Solving the traffic problem is among the priorities of Limassol municipality, mayor Nicos Nicolaides told Phileleftheros.
According to Nicolaides, traffic in Limassol is a “huge problem that has not been dealt with in a timely or effective manner.”
The absence of an integrated and efficient road network, the uncontrolled parking of vehicles – mainly due to the lack of adequate public parking spaces – and the deficiencies of public transport are the roots of the problem.
These lead to pollution, road accidents, illegal parking, fights between drivers and huge traffic lines mainly in the mornings and when people return from work.
Specifically, Archbishop Makarios and Omonia Avenues, Leontiou, Ayias Fylaxeos, Anexartisias, Nikos and Despina Pattichis and Gladstone streets, roundabouts and many roads outside schools, experience traffic congestion on a daily basis.
Authorities involved estimate the problem cannot be solved only by the large-scale revamp of the road network, but other measures are needed to improve parking and increased safety for pedestrians, cyclists and drivers.
According to Phileleftheros, the Department of Public Works is near to completing a study for a Sustainable Urban Mobility Plan. Its purpose is to investigate ways to make Limassol a completely sustainable city by 2030.

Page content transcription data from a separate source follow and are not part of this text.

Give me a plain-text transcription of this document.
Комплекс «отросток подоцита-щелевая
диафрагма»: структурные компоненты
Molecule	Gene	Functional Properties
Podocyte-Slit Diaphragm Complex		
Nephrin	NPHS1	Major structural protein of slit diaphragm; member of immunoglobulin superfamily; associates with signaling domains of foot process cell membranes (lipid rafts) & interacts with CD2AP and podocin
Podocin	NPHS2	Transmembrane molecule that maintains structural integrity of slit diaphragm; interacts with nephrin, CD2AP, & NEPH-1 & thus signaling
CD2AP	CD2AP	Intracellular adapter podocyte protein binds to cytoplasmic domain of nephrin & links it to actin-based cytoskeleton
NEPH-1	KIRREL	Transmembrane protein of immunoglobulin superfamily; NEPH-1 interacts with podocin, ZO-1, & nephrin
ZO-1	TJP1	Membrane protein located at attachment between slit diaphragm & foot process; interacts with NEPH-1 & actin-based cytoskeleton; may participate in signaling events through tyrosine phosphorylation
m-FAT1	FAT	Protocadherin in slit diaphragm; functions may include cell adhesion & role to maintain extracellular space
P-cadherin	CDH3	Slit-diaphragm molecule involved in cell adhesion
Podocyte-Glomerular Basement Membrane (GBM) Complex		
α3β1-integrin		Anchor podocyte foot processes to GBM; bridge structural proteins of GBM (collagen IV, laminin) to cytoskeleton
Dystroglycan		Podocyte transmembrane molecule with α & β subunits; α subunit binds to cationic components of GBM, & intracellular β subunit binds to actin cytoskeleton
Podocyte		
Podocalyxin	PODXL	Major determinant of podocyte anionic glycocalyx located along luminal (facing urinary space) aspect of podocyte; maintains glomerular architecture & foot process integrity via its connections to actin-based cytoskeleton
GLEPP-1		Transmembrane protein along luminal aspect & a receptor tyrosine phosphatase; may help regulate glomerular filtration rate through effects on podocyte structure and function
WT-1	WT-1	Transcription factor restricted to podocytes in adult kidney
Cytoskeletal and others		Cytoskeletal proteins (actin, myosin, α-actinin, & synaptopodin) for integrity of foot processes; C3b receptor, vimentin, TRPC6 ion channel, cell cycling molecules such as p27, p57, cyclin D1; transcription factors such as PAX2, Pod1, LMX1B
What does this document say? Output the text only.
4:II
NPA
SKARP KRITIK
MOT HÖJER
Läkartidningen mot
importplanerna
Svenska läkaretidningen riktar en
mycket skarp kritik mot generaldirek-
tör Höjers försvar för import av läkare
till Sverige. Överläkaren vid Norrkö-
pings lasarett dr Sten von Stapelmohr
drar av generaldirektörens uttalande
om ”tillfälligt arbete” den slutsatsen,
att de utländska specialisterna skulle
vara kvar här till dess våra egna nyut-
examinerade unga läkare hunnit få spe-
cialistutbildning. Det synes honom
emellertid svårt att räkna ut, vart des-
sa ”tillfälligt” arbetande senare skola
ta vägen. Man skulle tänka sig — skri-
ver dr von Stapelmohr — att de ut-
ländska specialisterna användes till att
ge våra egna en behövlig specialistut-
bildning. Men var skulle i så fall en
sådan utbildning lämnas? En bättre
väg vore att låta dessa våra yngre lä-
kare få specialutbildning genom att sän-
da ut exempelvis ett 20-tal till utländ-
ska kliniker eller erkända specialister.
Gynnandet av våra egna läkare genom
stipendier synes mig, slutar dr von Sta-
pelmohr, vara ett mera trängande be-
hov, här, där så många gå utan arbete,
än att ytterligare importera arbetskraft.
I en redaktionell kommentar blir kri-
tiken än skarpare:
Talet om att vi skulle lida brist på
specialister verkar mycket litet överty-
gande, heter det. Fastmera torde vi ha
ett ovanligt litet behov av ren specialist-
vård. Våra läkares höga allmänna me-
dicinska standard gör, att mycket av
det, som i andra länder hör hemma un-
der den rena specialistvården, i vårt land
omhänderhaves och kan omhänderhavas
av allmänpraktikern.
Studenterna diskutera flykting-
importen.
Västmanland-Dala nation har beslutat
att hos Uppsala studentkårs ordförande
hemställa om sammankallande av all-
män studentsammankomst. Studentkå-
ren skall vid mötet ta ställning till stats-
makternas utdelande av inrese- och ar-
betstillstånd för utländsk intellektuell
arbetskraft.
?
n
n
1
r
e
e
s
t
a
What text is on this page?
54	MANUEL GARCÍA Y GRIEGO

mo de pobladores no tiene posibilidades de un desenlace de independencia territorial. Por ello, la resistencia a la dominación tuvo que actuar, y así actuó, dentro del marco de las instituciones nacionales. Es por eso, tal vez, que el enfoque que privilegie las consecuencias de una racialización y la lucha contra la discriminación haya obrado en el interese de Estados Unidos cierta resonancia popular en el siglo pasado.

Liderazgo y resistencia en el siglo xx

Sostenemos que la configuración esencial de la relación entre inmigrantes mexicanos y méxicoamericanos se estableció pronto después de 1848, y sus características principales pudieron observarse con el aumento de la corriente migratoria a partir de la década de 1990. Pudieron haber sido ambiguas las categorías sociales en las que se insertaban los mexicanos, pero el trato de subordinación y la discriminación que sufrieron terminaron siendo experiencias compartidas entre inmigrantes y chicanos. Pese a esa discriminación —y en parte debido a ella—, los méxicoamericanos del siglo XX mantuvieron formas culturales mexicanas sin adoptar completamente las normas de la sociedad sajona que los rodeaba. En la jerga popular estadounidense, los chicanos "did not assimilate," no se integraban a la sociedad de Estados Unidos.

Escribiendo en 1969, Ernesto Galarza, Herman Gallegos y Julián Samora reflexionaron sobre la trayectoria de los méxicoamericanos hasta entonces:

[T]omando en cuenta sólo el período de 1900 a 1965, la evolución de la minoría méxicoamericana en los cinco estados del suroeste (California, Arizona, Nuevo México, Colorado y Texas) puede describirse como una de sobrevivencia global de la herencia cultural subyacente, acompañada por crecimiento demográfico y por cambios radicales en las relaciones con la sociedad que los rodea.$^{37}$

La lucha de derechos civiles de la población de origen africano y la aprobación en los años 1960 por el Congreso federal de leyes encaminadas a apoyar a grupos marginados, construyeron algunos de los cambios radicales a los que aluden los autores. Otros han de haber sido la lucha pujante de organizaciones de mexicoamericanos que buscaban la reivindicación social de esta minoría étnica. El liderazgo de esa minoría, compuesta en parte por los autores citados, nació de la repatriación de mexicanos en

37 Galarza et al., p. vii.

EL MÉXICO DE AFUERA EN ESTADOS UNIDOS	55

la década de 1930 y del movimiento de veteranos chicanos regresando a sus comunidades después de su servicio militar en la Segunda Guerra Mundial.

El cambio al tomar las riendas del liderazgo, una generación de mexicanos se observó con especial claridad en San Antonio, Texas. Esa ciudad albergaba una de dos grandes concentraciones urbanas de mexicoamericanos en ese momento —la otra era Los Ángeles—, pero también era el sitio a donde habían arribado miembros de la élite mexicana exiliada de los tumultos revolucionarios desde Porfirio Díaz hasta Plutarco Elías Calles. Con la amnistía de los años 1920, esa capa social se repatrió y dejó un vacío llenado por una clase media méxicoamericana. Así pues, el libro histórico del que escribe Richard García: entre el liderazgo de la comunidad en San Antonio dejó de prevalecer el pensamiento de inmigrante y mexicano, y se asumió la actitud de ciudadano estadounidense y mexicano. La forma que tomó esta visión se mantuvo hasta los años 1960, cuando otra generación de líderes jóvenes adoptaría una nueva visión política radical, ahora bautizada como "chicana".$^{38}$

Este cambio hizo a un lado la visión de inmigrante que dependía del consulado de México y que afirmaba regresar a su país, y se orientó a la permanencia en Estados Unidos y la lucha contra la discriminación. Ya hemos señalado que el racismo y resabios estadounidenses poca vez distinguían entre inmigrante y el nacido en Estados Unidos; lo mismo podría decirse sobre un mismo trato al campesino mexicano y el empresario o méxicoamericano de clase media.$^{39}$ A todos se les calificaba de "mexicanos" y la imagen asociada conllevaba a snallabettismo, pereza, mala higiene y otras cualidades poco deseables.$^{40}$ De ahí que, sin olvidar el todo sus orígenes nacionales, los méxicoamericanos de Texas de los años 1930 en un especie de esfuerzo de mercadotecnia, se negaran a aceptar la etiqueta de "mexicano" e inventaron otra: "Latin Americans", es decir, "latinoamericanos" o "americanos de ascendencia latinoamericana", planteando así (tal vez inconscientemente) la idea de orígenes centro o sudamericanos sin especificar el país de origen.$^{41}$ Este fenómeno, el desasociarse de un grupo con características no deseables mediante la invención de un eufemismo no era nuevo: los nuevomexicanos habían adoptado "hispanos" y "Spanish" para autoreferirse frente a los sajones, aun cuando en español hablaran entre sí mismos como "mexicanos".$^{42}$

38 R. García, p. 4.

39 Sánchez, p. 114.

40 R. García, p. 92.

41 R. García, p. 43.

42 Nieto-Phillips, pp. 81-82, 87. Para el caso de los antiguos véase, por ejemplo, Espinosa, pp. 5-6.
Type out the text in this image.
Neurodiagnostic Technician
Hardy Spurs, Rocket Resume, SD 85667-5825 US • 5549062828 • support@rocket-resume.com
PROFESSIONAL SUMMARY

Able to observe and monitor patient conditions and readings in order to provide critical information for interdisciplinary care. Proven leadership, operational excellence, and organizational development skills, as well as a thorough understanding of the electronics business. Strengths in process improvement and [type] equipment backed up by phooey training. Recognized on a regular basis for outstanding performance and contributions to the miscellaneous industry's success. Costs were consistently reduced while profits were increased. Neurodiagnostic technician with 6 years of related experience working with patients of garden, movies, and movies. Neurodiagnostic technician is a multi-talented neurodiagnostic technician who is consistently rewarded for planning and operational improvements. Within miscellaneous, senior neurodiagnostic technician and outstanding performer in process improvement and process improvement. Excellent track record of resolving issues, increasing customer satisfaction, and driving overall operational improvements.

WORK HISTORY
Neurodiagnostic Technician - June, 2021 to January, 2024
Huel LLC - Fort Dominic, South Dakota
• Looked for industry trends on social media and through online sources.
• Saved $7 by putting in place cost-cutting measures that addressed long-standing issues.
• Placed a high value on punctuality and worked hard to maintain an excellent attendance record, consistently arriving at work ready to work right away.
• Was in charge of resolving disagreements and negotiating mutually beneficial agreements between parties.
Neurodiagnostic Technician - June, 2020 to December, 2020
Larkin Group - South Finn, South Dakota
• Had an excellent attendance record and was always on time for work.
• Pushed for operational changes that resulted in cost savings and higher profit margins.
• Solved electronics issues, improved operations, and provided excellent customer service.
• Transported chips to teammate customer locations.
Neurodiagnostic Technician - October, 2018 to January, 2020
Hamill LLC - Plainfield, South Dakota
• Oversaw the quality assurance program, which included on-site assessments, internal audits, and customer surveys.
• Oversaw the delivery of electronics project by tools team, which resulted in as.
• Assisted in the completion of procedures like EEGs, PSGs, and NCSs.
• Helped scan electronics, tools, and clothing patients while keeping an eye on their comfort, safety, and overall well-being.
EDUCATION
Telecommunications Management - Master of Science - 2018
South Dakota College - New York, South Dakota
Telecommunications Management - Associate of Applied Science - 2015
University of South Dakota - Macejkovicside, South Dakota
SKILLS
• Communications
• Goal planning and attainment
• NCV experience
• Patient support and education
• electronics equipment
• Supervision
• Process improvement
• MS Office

“The study is in its final phase. We are expecting its findings so that we can take immediate action,” Nicolaides said. “The immediate measures include creating more one-way streets, traffic regulations, modifications to bus routes, the creation of a large ring-road in the city centre with a shuttle bus service every 10 minutes, more parking facilities for public and private buildings and acquiring a block near the centre to build a central bus and park and ride station.”
Additionally, the municipality is planning to buy properties in the centre and coastal front to create parking lots, Nicolaides concluded.